General information
- Type: Paraglider
- National origin: Germany
- Manufacturer: Swing Flugsportgeräte
- Status: Production completed

History
- Manufactured: 1990s - mid 2000s

= Swing Cirrus =

German paraglider

The Cirrus is a German single-place paraglider that was designed and produced by Swing Flugsportgeräte of Landsberied, near the Bavarian Alps. It is now out of production.

==Design and development==
The Cirrus was designed as an advanced and cross country glider.

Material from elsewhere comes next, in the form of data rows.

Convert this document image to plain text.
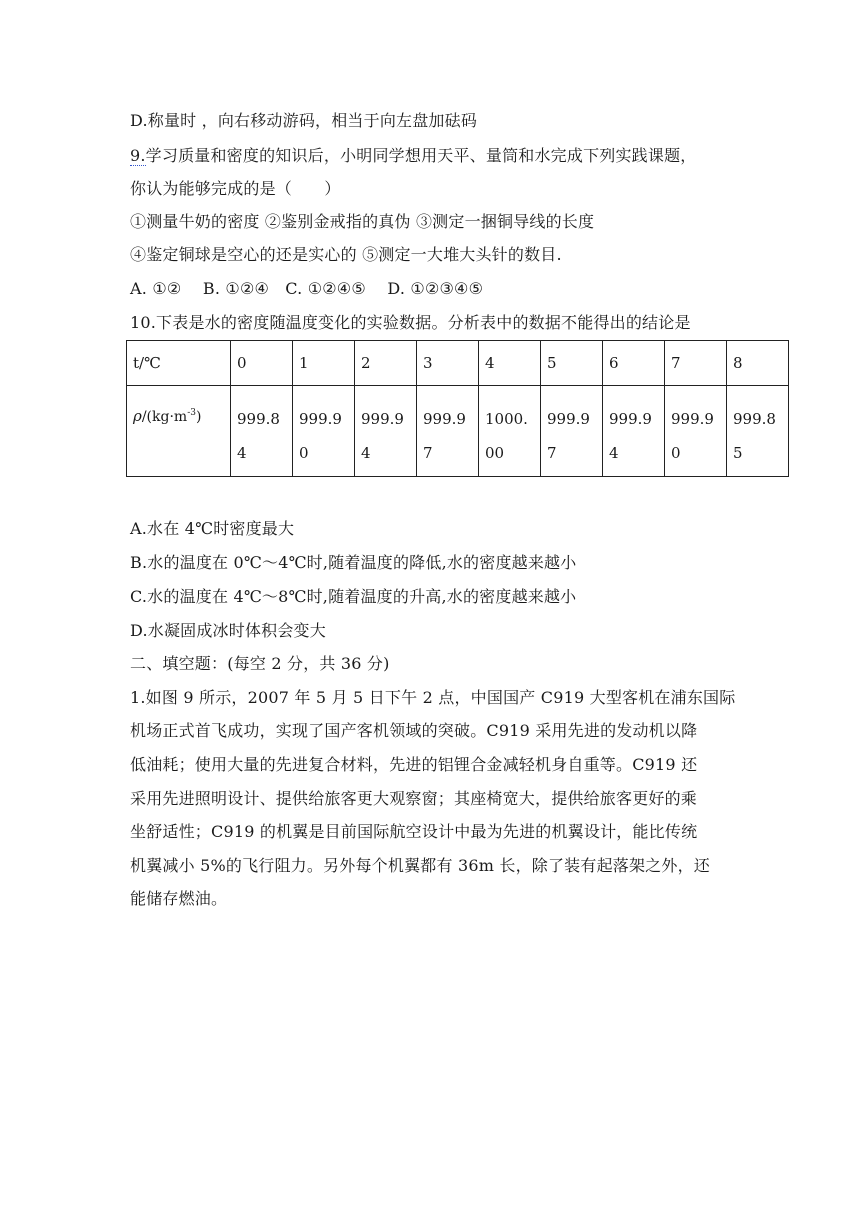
D.称量时 ，向右移动游码，相当于向左盘加砝码
9.学习质量和密度的知识后，小明同学想用天平、量筒和水完成下列实践课题，
你认为能够完成的是（　　）
①测量牛奶的密度 ②鉴别金戒指的真伪 ③测定一捆铜导线的长度
④鉴定铜球是空心的还是实心的 ⑤测定一大堆大头针的数目.
A. ①②　 B. ①②④　C. ①②④⑤　 D. ①②③④⑤
10.下表是水的密度随温度变化的实验数据。分析表中的数据不能得出的结论是
t/℃	0	1	2	3	4	5	6	7	8
$\rho/(kg\cdot m^{-3})$	999.84	999.90	999.94	999.97	1000.00	999.97	999.94	999.90	999.85
A.水在 4℃时密度最大
B.水的温度在 0℃～4℃时,随着温度的降低,水的密度越来越小
C.水的温度在 4℃～8℃时,随着温度的升高,水的密度越来越小
D.水凝固成冰时体积会变大
二、填空题：(每空 2 分，共 36 分)
1.如图 9 所示，2007 年 5 月 5 日下午 2 点，中国国产 C919 大型客机在浦东国际
机场正式首飞成功，实现了国产客机领域的突破。C919 采用先进的发动机以降
低油耗；使用大量的先进复合材料，先进的铝锂合金减轻机身自重等。C919 还
采用先进照明设计、提供给旅客更大观察窗；其座椅宽大，提供给旅客更好的乘
坐舒适性；C919 的机翼是目前国际航空设计中最为先进的机翼设计，能比传统
机翼减小 5%的飞行阻力。另外每个机翼都有 36m 长，除了装有起落架之外，还
能储存燃油。
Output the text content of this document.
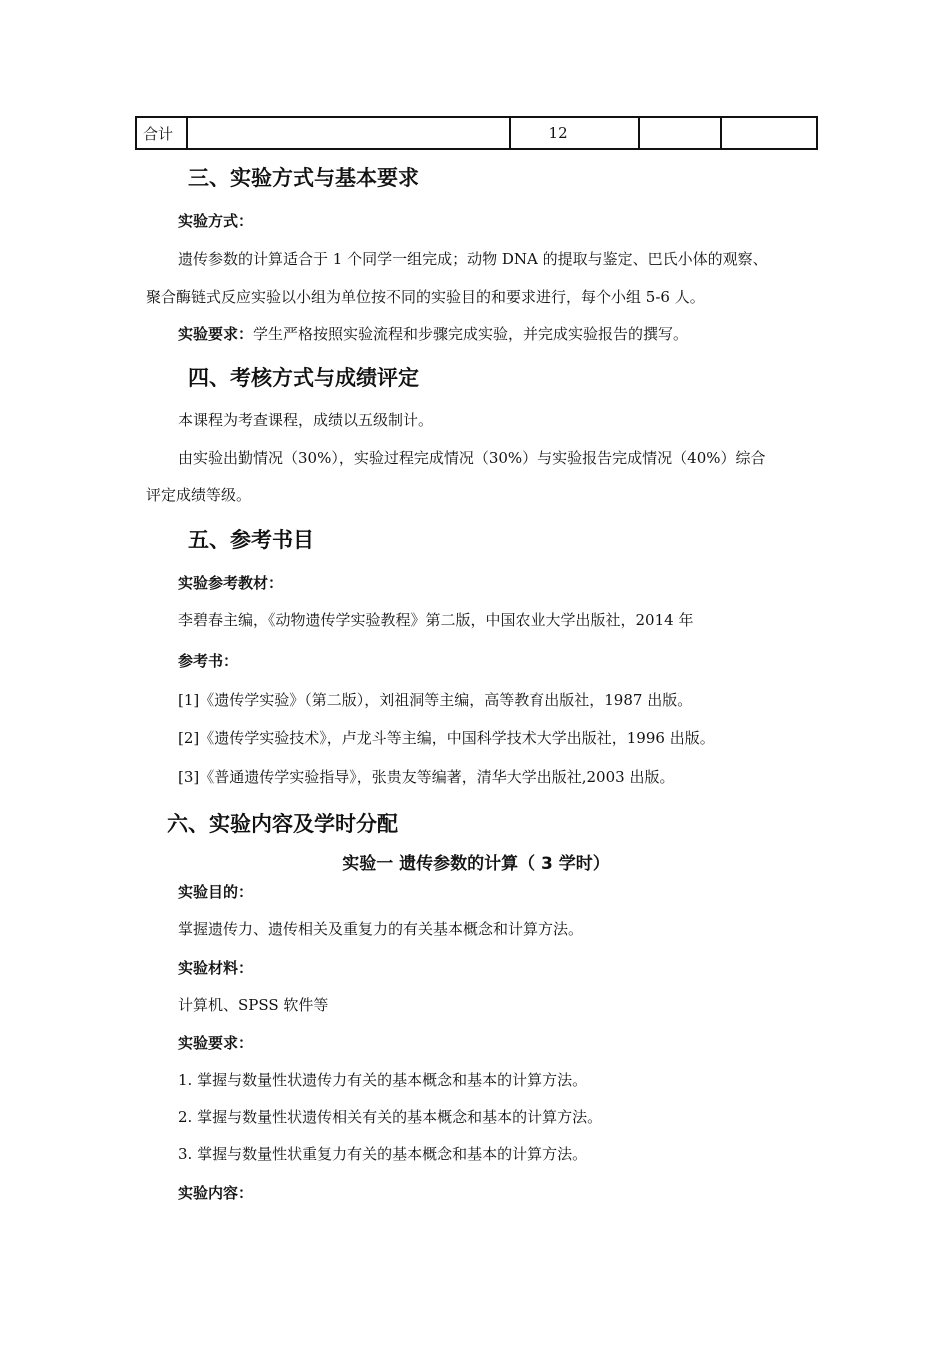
合计		12		
三、实验方式与基本要求
实验方式：
遗传参数的计算适合于 1 个同学一组完成；动物 DNA 的提取与鉴定、巴氏小体的观察、
聚合酶链式反应实验以小组为单位按不同的实验目的和要求进行，每个小组 5-6 人。
实验要求：学生严格按照实验流程和步骤完成实验，并完成实验报告的撰写。
四、考核方式与成绩评定
本课程为考查课程，成绩以五级制计。
由实验出勤情况（30%），实验过程完成情况（30%）与实验报告完成情况（40%）综合
评定成绩等级。
五、参考书目
实验参考教材：
李碧春主编，《动物遗传学实验教程》第二版，中国农业大学出版社，2014 年
参考书：
[1]《遗传学实验》（第二版），刘祖洞等主编，高等教育出版社，1987 出版。
[2]《遗传学实验技术》，卢龙斗等主编，中国科学技术大学出版社，1996 出版。
[3]《普通遗传学实验指导》，张贵友等编著，清华大学出版社,2003 出版。
六、实验内容及学时分配
实验一 遗传参数的计算（ 3 学时）
实验目的：
掌握遗传力、遗传相关及重复力的有关基本概念和计算方法。
实验材料：
计算机、SPSS 软件等
实验要求：
1. 掌握与数量性状遗传力有关的基本概念和基本的计算方法。
2. 掌握与数量性状遗传相关有关的基本概念和基本的计算方法。
3. 掌握与数量性状重复力有关的基本概念和基本的计算方法。
实验内容：
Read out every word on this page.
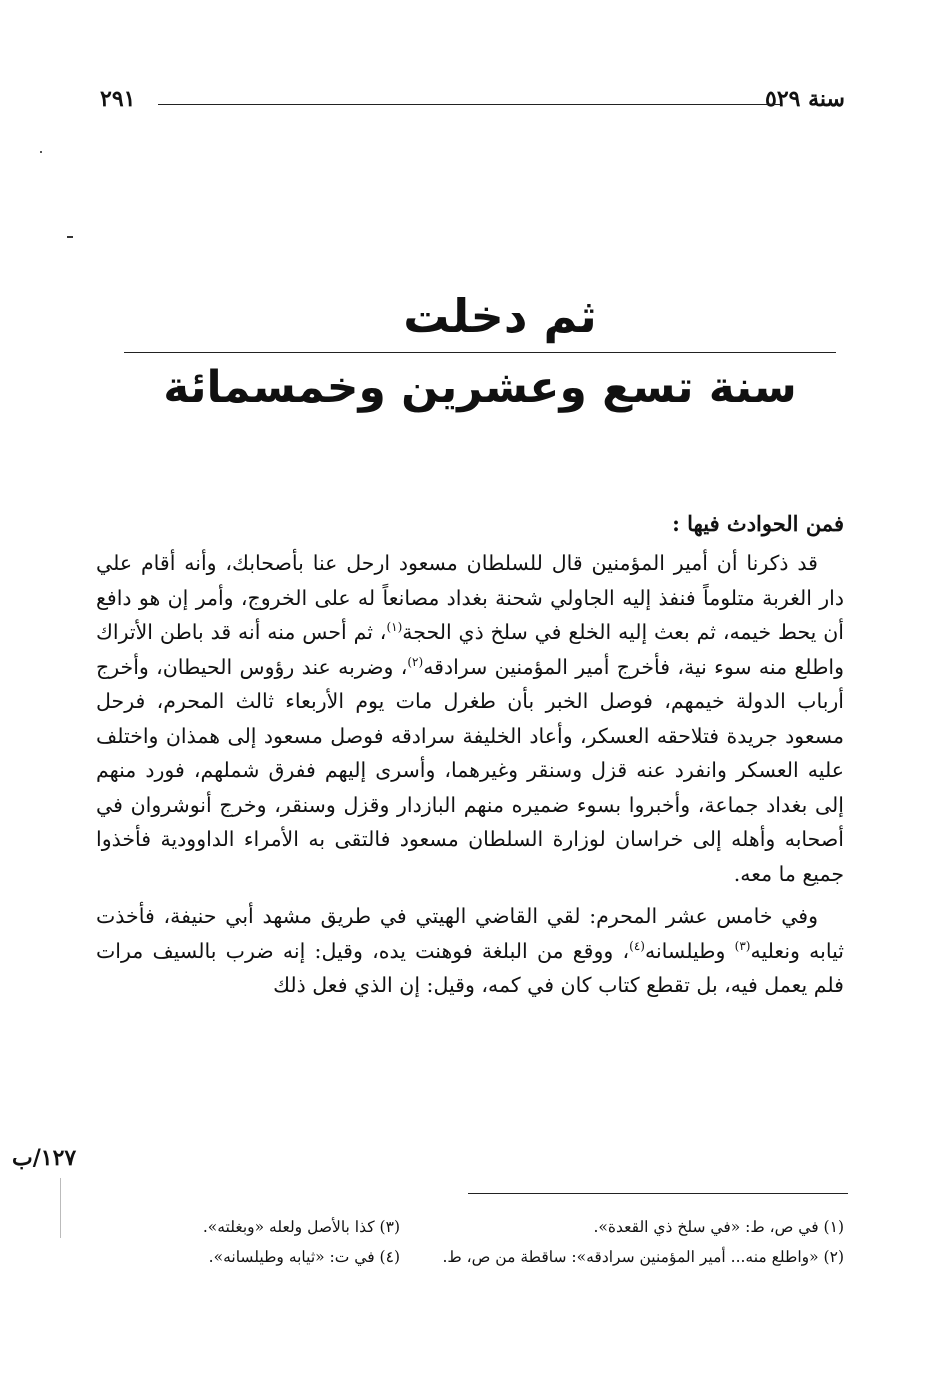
سنة ٥٢٩
٢٩١
ثم دخلت
سنة تسع وعشرين وخمسمائة
فمن الحوادث فيها :

قد ذكرنا أن أمير المؤمنين قال للسلطان مسعود ارحل عنا بأصحابك، وأنه أقام علي دار الغربة متلوماً فنفذ إليه الجاولي شحنة بغداد مصانعاً له على الخروج، وأمر إن هو دافع أن يحط خيمه، ثم بعث إليه الخلع في سلخ ذي الحجة$^{(١)}$، ثم أحس منه أنه قد باطن الأتراك واطلع منه سوء نية، فأخرج أمير المؤمنين سرادقه$^{(٢)}$، وضربه عند رؤوس الحيطان، وأخرج أرباب الدولة خيمهم، فوصل الخبر بأن طغرل مات يوم الأربعاء ثالث المحرم، فرحل مسعود جريدة فتلاحقه العسكر، وأعاد الخليفة سرادقه فوصل مسعود إلى همذان واختلف عليه العسكر وانفرد عنه قزل وسنقر وغيرهما، وأسرى إليهم ففرق شملهم، فورد منهم إلى بغداد جماعة، وأخبروا بسوء ضميره منهم البازدار وقزل وسنقر، وخرج أنوشروان في أصحابه وأهله إلى خراسان لوزارة السلطان مسعود فالتقى به الأمراء الداوودية فأخذوا جميع ما معه.

وفي خامس عشر المحرم: لقي القاضي الهيتي في طريق مشهد أبي حنيفة، فأخذت ثيابه ونعليه$^{(٣)}$ وطيلسانه$^{(٤)}$، ووقع من البلغة فوهنت يده، وقيل: إنه ضرب بالسيف مرات فلم يعمل فيه، بل تقطع كتاب كان في كمه، وقيل: إن الذي فعل ذلك

١٢٧/ب
(١) في ص، ط: «في سلخ ذي القعدة».
(٣) كذا بالأصل ولعله «وبغلته».
(٢) «واطلع منه... أمير المؤمنين سرادقه»: ساقطة من ص، ط.
(٤) في ت: «ثيابه وطيلسانه».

The design progressed through several generations of models, each improving on the last. The models are each named for their approximate projected wing area in square metres.

==Variants==
- Cirrus 3 24
Mid-sized model for lighter pilots. Its 12.6 m span wing has a wing area of 27.5 m2, 75 cells and the aspect ratio is 5.8:1. The pilot weight range is 80 to 105 kg. The glider model is Deutscher Hängegleiterverband e.V. (DHV) 2-3 certified.
- Cirrus 3 26
Large-sized model for heavy-weight pilots. Its 13.2 m span wing has a wing area of 30 m2, 75 cells and the aspect ratio is 5.8:1. The pilot weight range is 100 to 125 kg. The glider model is DHV 2-3 certified.